Few years later, Zulfikar was appointed the foreign minister of the country. “[He] was well qualified to fill it on account of his penchant for foreign affairs, his abilities, and his academic background… Tall, dashing, flamboyant and brilliant, he seemed to be cut out for the job,” opined Hamid Yousuf in his book Pakistan: A study of Political Developments 1947-97. As the Foreign Minister, Zulfikar Ali Bhutto brought much needed moderation in the foreign policy of the country, especially bringing about a balance in the country’s relations with the then two superpowers. Another bold initiative by him was his support for China’s admission in the United Nations. He was very popular amongst the international political leadership. During one of his official visit to Washington in October 1963, he called on President Kennedy in the White House. When the meeting ended, President Kennedy shook foreign minister Bhutto’s hand and remarked, 'If you were an American you would be in my Cabinet’. Bhutto sharply retorted: 'Be careful, Mr President, if I were American, I would be in your place’. At which they both laughed heartily.

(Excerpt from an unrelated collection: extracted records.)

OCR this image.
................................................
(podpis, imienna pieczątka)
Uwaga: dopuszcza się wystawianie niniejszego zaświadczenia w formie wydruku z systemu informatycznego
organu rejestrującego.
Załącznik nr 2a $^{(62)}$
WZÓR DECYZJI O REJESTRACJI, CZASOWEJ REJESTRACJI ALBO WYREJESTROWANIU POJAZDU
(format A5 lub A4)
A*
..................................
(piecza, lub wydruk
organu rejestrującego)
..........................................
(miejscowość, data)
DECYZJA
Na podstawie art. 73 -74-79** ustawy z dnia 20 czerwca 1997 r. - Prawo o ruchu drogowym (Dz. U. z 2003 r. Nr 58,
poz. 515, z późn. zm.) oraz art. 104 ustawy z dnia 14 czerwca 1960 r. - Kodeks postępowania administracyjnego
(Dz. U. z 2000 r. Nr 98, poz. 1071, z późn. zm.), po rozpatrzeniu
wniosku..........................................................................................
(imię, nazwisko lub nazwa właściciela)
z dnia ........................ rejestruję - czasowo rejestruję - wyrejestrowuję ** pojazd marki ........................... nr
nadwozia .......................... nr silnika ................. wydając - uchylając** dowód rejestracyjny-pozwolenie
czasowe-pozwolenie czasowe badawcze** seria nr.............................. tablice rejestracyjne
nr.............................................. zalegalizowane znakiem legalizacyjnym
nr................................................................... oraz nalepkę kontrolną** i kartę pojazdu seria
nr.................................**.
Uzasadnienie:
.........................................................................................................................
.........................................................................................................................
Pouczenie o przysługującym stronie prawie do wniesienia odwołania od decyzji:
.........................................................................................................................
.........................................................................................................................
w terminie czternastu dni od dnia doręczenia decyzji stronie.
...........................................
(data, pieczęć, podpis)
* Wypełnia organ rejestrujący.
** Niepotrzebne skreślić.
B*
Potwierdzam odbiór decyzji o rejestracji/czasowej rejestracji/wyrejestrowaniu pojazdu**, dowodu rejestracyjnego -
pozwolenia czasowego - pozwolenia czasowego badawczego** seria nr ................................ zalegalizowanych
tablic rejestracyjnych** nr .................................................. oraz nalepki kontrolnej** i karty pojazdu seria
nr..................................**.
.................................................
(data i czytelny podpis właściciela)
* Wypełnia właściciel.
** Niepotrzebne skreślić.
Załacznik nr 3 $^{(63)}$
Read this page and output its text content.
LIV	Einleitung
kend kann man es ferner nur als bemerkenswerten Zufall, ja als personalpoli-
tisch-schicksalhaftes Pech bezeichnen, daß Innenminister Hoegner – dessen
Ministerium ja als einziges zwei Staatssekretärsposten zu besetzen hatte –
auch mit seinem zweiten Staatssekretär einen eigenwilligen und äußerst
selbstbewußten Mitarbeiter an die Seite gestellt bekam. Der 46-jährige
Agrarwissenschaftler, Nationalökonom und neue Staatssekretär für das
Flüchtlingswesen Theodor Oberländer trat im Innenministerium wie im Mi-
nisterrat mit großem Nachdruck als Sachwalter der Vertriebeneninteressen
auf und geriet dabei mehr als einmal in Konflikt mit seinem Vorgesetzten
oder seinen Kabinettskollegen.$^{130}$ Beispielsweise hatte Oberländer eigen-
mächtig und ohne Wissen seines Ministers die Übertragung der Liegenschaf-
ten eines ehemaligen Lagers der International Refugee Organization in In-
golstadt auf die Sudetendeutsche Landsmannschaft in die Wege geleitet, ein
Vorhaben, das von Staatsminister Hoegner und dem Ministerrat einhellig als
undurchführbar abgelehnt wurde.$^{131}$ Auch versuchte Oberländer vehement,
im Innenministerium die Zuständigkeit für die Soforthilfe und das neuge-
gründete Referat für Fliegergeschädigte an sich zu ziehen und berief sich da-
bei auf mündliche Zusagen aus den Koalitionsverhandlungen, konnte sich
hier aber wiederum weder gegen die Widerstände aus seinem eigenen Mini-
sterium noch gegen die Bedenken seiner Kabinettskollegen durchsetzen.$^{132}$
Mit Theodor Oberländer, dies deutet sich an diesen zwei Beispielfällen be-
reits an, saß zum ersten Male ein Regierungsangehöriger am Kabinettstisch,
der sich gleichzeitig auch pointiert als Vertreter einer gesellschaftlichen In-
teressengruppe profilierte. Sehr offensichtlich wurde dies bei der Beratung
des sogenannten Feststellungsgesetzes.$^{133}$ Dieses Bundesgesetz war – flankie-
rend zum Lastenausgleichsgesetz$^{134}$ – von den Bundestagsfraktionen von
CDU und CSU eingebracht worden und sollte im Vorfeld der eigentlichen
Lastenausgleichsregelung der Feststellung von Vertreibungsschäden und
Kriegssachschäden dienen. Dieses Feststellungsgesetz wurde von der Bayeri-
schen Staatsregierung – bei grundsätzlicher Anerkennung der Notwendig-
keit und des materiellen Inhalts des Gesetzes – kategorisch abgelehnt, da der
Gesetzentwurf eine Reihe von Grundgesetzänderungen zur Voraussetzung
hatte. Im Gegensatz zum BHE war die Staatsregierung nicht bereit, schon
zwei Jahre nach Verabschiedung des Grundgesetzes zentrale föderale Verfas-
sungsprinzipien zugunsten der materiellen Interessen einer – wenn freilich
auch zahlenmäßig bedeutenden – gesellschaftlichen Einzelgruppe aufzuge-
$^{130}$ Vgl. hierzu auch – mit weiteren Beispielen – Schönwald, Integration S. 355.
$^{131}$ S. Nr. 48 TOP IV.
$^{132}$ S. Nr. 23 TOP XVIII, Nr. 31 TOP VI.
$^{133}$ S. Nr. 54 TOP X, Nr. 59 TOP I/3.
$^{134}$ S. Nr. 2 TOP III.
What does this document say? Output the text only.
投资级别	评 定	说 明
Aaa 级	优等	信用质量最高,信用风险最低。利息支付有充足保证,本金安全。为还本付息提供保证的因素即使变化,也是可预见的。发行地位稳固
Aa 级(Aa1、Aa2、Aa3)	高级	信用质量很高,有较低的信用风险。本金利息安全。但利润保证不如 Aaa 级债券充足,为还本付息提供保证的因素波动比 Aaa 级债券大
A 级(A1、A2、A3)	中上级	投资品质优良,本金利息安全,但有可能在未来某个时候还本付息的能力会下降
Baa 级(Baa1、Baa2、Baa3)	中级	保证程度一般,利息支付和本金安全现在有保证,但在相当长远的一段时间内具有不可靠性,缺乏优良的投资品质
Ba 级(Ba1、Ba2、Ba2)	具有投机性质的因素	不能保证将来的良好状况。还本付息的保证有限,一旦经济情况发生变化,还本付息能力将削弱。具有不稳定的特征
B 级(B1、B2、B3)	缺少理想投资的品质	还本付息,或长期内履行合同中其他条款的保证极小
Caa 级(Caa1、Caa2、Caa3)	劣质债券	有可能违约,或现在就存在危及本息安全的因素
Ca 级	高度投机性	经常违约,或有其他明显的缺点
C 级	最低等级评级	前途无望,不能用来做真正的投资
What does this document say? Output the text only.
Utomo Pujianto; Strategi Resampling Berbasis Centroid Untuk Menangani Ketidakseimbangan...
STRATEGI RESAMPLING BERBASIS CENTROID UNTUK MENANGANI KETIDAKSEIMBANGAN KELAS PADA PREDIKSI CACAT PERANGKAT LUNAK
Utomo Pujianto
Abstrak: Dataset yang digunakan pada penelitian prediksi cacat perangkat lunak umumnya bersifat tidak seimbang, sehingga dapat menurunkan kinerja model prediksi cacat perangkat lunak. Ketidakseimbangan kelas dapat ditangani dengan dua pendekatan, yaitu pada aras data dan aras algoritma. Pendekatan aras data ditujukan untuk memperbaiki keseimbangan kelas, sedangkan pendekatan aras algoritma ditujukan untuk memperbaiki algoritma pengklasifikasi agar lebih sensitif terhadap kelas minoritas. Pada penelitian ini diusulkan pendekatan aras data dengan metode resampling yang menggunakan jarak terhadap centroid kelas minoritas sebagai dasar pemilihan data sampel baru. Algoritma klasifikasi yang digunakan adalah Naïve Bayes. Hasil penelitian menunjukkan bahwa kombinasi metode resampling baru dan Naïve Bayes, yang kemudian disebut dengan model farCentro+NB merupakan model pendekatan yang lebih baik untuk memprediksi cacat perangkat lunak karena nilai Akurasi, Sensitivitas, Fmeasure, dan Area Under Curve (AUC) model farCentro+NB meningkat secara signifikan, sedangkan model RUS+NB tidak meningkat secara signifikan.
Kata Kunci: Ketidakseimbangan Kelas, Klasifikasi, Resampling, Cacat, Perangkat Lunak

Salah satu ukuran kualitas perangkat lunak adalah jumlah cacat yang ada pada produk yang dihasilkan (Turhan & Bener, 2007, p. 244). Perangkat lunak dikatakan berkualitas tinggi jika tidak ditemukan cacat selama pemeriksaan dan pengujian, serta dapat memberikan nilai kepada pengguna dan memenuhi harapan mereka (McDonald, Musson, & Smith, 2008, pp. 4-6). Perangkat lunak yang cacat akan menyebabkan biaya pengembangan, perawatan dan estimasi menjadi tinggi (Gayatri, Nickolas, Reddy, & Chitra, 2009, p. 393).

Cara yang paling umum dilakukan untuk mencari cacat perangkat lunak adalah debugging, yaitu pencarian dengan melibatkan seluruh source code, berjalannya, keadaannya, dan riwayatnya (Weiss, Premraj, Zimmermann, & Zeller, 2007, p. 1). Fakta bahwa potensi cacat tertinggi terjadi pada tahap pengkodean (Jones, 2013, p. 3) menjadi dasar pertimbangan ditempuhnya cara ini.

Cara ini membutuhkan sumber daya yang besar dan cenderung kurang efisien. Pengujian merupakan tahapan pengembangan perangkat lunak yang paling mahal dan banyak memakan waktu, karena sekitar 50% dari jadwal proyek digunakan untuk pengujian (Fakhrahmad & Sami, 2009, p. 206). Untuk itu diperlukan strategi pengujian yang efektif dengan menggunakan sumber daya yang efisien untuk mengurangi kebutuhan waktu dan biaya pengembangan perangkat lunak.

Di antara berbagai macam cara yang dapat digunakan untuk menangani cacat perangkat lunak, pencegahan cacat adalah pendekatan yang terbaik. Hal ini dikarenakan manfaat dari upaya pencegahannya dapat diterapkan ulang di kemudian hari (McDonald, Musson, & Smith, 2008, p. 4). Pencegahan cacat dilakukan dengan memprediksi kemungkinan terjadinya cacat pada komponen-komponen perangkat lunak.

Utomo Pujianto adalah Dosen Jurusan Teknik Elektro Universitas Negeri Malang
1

By 1966, Shaheed Bhutto developed serious differences with the government of President Ayub over post war handling and resigned from the cabinet. This proved to be the beginning of Shaheed Bhutto’s career as the most popular leader of the country. He saw two opposite phenomenon taking place simultaneously in his political life. While, on one hand his rupture with the government brought him under the wrath of the military ruler who used every possible weapon in his armoury -- threats, murder attempt, false cases – to subdue his will, he tasted, on the other hand, for the first time the great mystic love amongst the common people for him for taking a principled based stand. When, after quitting his cabinet position, he reached Lahore on the night of 20 June 1966, he saw a sea of people filled every inch of the space on the platforms. He was garlanded, his hands were kissed, and he was lifted onto shoulders by thousands of his admirers who had flocked just to catch a glimpse of him. The handkerchief, with which he wiped his eyes filled with tears, was later sold for thousands of rupees.
Following months and years witnessed the country in the grip of political turmoil. East Pakistan had exploded in an open rebellion. West Pakistan was groaning under the weight of an unpopular military despot, who was fast losing his grip on power. Zulfikar’s popularity grew by leaps and bounds. He had emerged as the only hope to most of the Pakistanis. In December 1967, he founded Pakistan Peoples Party (PPP), the party which would remain the most popular party in Pakistan since its foundation. The foundation of the party was laid at Lahore, where he addressed the delegates and presented the motto of the new party. It was to be a centrist party. The delegates approved the proposal and the PPP came into being with him as the founder Chairman.
“The first floor of our house at 70 Clifton, Karachi, began to serve as a branch office of the PPP,” remembered his daughter Benazir Bhutto, who would succeed him as the leader of the party. The party launched its offices all over the country -- in huts, small shops and modest houses of PPP workers -- where unending crowds gathered to secure the membership and pay the nominal subscription fees. Very soon, whole of the country was in the grip of an unprecedented agitation and unrest against Ayub Khan’s government. There was not a single day when there would not be a procession or a public meeting somewhere in the country. Zulfikar Ali Bhutto addressed numerous rallies, fearlessly attacking the policies of the rulers. When this became unbearable for the government, an attempt was made on his life.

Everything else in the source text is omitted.